里山へと登ってゆく山道の脇に、年を経た白梅の木が一本だけ立っている。誰かが世話をしているふうでもなく、後ろの藪が枝の間に倒れ込んでいたり、蔓が幹に絡まっていたりするのだが、毎年きまって三月になると、満身真っ白な花をつけてくれる。
山道の手前には細い道が一本あるだけなので通る人も少なく、だから花が咲くといつも、メジロやヒヨドリなどの野鳥で白梅はにぎわっている。

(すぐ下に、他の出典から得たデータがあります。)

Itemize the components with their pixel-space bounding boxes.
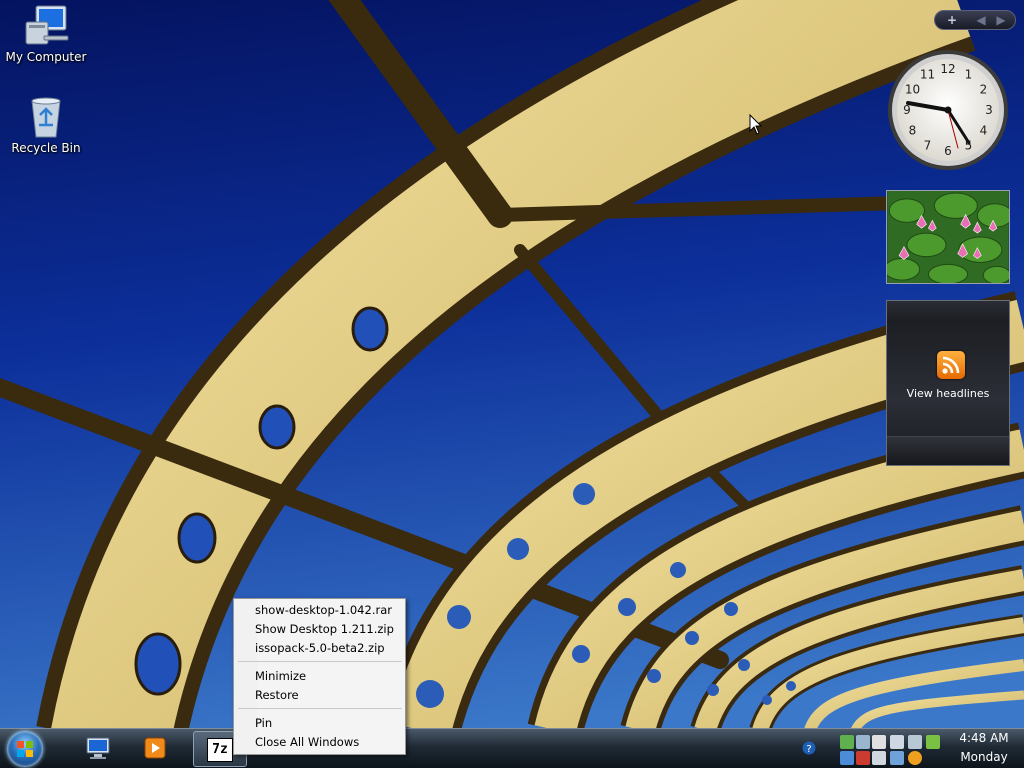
menu-item-pin[interactable]: Pin	[255, 714, 401, 732]
menu-separator	[238, 708, 402, 709]
clock-hour-number: 6	[944, 144, 952, 158]
show-desktop-icon[interactable]	[84, 734, 112, 762]
media-player-icon[interactable]	[141, 734, 169, 762]
clock-hour-number: 12	[940, 62, 955, 76]
computer-icon	[25, 5, 69, 45]
recycle-bin-icon	[31, 97, 61, 138]
previous-page-button[interactable]: ◀	[973, 11, 989, 29]
clock-hour-number: 11	[920, 68, 935, 82]
feed-headlines-gadget[interactable]: View headlines	[886, 300, 1010, 466]
display-icon[interactable]	[890, 735, 904, 749]
clock-hour-number: 10	[905, 83, 920, 97]
gadget-footer	[887, 436, 1009, 465]
wallpaper-image	[0, 0, 1024, 768]
clock-hour-number: 4	[980, 124, 988, 138]
clock-gadget[interactable]: 12 1234567891011	[886, 48, 1010, 172]
security-icon[interactable]	[872, 735, 886, 749]
menu-item-minimize[interactable]: Minimize	[255, 667, 401, 685]
mouse-pointer-icon	[749, 114, 763, 135]
7zip-icon: 7z	[207, 738, 233, 762]
windows-logo-icon	[17, 741, 33, 757]
notification-area: ?	[796, 731, 946, 767]
menu-item-recent-file[interactable]: issopack-5.0-beta2.zip	[255, 639, 401, 657]
clock-day[interactable]: Monday	[952, 750, 1016, 764]
recycle-bin-label: Recycle Bin	[11, 141, 81, 155]
menu-item-restore[interactable]: Restore	[255, 686, 401, 704]
keyboard-icon[interactable]	[872, 751, 886, 765]
volume-icon[interactable]	[856, 735, 870, 749]
monitor-icon[interactable]	[890, 751, 904, 765]
battery-icon[interactable]	[840, 751, 854, 765]
disconnected-icon[interactable]	[856, 751, 870, 765]
search-icon[interactable]	[908, 751, 922, 765]
printer-icon[interactable]	[908, 735, 922, 749]
view-headlines-link[interactable]: View headlines	[887, 387, 1009, 400]
menu-item-recent-file[interactable]: show-desktop-1.042.rar	[255, 601, 401, 619]
clock-hour-number: 2	[980, 83, 988, 97]
help-icon[interactable]: ?	[802, 741, 816, 755]
menu-separator	[238, 661, 402, 662]
taskbar: 7z ? 4:48 AM Monday	[0, 728, 1024, 768]
menu-item-recent-file[interactable]: Show Desktop 1.211.zip	[255, 620, 401, 638]
my-computer-label: My Computer	[5, 50, 87, 64]
sidebar-controls: + ◀ ▶	[934, 10, 1016, 30]
add-gadget-button[interactable]: +	[939, 11, 965, 29]
my-computer-desktop-icon[interactable]: My Computer	[0, 4, 92, 64]
network-icon[interactable]	[840, 735, 854, 749]
clock-hour-number: 7	[924, 139, 932, 153]
clock-hour-number: 1	[965, 68, 973, 82]
slideshow-gadget[interactable]	[886, 190, 1010, 284]
clock-hour-number: 8	[909, 124, 917, 138]
clock-hour-number: 3	[985, 103, 993, 117]
recycle-bin-desktop-icon[interactable]: Recycle Bin	[0, 95, 92, 155]
next-page-button[interactable]: ▶	[993, 11, 1009, 29]
update-icon[interactable]	[926, 735, 940, 749]
svg-text:?: ?	[806, 744, 811, 755]
desktop[interactable]: My Computer Recycle Bin + ◀ ▶ 12 1 2 3 4 5 6 7 8…	[0, 0, 1024, 768]
clock-time[interactable]: 4:48 AM	[952, 731, 1016, 745]
taskbar-context-menu: show-desktop-1.042.rar Show Desktop 1.21…	[233, 598, 406, 755]
start-button[interactable]	[7, 731, 43, 767]
menu-item-close-all-windows[interactable]: Close All Windows	[255, 733, 401, 751]
rss-icon	[937, 351, 965, 379]
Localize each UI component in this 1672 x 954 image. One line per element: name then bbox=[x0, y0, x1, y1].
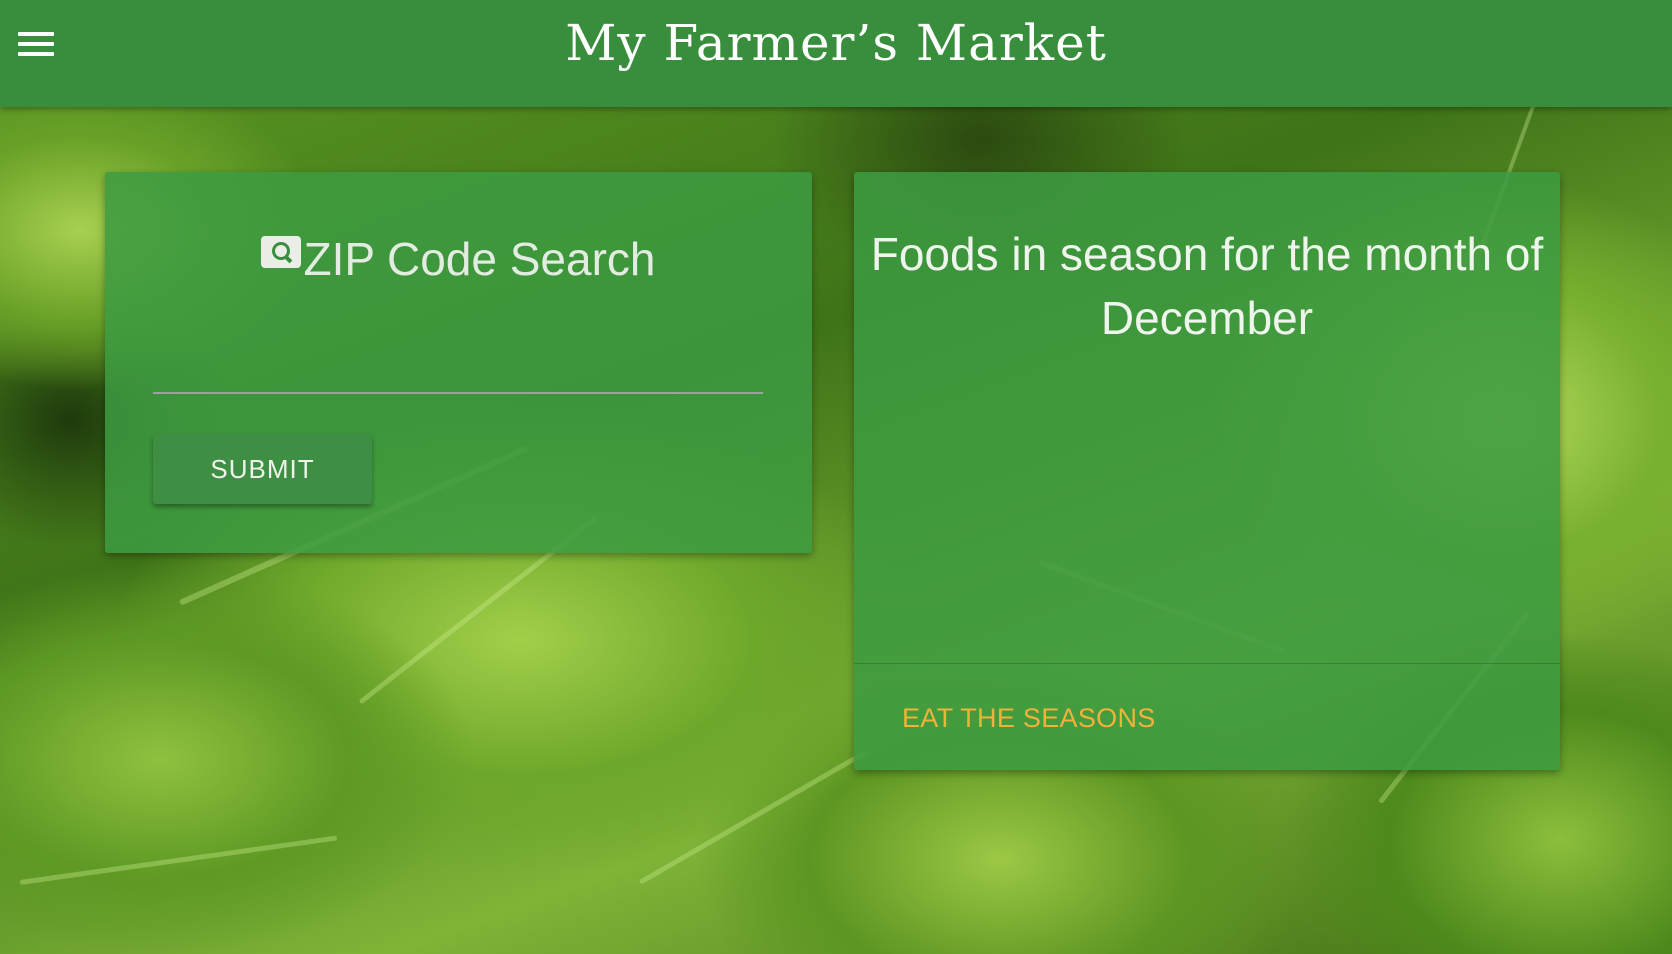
card-divider bbox=[854, 663, 1560, 664]
zip-search-label: ZIP Code Search bbox=[303, 233, 656, 285]
app-header: My Farmer’s Market bbox=[0, 0, 1672, 107]
zip-code-input[interactable] bbox=[153, 352, 763, 394]
search-icon bbox=[261, 236, 302, 268]
site-title: My Farmer’s Market bbox=[565, 14, 1107, 72]
eat-the-seasons-link[interactable]: EAT THE SEASONS bbox=[902, 700, 1156, 736]
zip-search-heading: ZIP Code Search bbox=[105, 230, 812, 288]
submit-button[interactable]: SUBMIT bbox=[153, 434, 372, 504]
seasonal-foods-title: Foods in season for the month of Decembe… bbox=[870, 228, 1544, 344]
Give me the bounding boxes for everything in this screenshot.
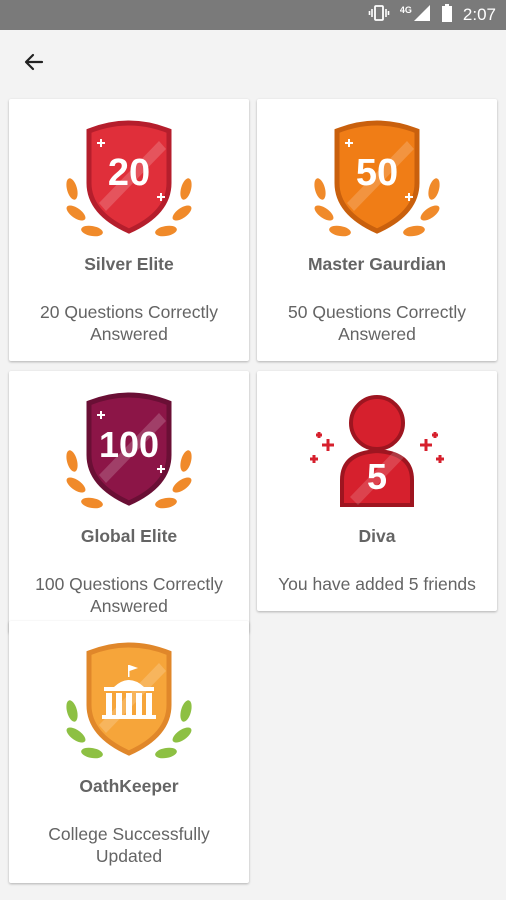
svg-text:50: 50	[356, 152, 398, 194]
global-elite-badge: 100	[54, 385, 204, 520]
badge-title: Global Elite	[80, 526, 178, 546]
master-gaurdian-badge: 50	[302, 113, 452, 248]
oathkeeper-badge	[54, 635, 204, 770]
diva-badge: 5	[302, 385, 452, 520]
badge-description: 100 Questions Correctly Answered	[35, 574, 223, 616]
app-bar	[0, 30, 506, 96]
signal-icon	[413, 4, 431, 27]
silver-elite-badge: 20	[54, 113, 204, 248]
badge-card-oathkeeper[interactable]: OathKeeper College Successfully Updated	[9, 621, 249, 883]
arrow-back-icon	[22, 50, 46, 79]
network-type: 4G	[399, 5, 412, 15]
status-time: 2:07	[462, 5, 496, 24]
badge-description: You have added 5 friends	[278, 574, 476, 594]
badge-description: 50 Questions Correctly Answered	[288, 302, 466, 344]
status-bar: 4G 2:07	[0, 0, 506, 30]
badge-card-global-elite[interactable]: 100 Global Elite 100 Questions Correctly…	[9, 371, 249, 633]
badge-title: Silver Elite	[84, 254, 174, 274]
svg-text:20: 20	[108, 152, 150, 194]
badge-description: 20 Questions Correctly Answered	[40, 302, 218, 344]
svg-text:5: 5	[367, 456, 387, 497]
battery-icon	[441, 3, 453, 28]
back-button[interactable]	[16, 46, 52, 82]
badge-card-diva[interactable]: 5 Diva You have added 5 friends	[257, 371, 497, 611]
badge-title: Master Gaurdian	[307, 254, 447, 274]
badge-card-master-gaurdian[interactable]: 50 Master Gaurdian 50 Questions Correctl…	[257, 99, 497, 361]
badge-description: College Successfully Updated	[48, 824, 210, 866]
vibrate-icon	[368, 4, 390, 27]
svg-text:100: 100	[99, 424, 159, 465]
badge-title: OathKeeper	[79, 776, 179, 796]
badge-card-silver-elite[interactable]: 20 Silver Elite 20 Questions Correctly A…	[9, 99, 249, 361]
badge-title: Diva	[358, 526, 396, 546]
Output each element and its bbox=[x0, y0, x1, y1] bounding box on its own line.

今日もウォーキングの途中に前を通ると、羽ばたきの音と共に、鳥たちの影が一斉に空へと消えていった。
公園や神社にある梅よりも、この梅の花は小さい。小ぶりな白い花が勢いよく枝の先まで咲いていて、そのリズムの良さは打楽器のよう。蔓に抑えられても負けてはいない、枝の流れも美しい。
今日も間近でたくさん写真を撮らせてもらったので、
「どうもありがとうございました」
白梅にお礼を言って、私は山道を下り、ウォーキングの一本道へと戻る。
春の青空があまりに明るくて、もう一度梅の木を振り返ると、白い衣の、眼の優しい女性の姿がふわりと木に重なったような気がした。早春の逆光が見せる、ひとときの幻。
「ずっと、ここに居てくださって嬉しいです」
心の中でつぶやいて、私はまた春の道を歩き始めた。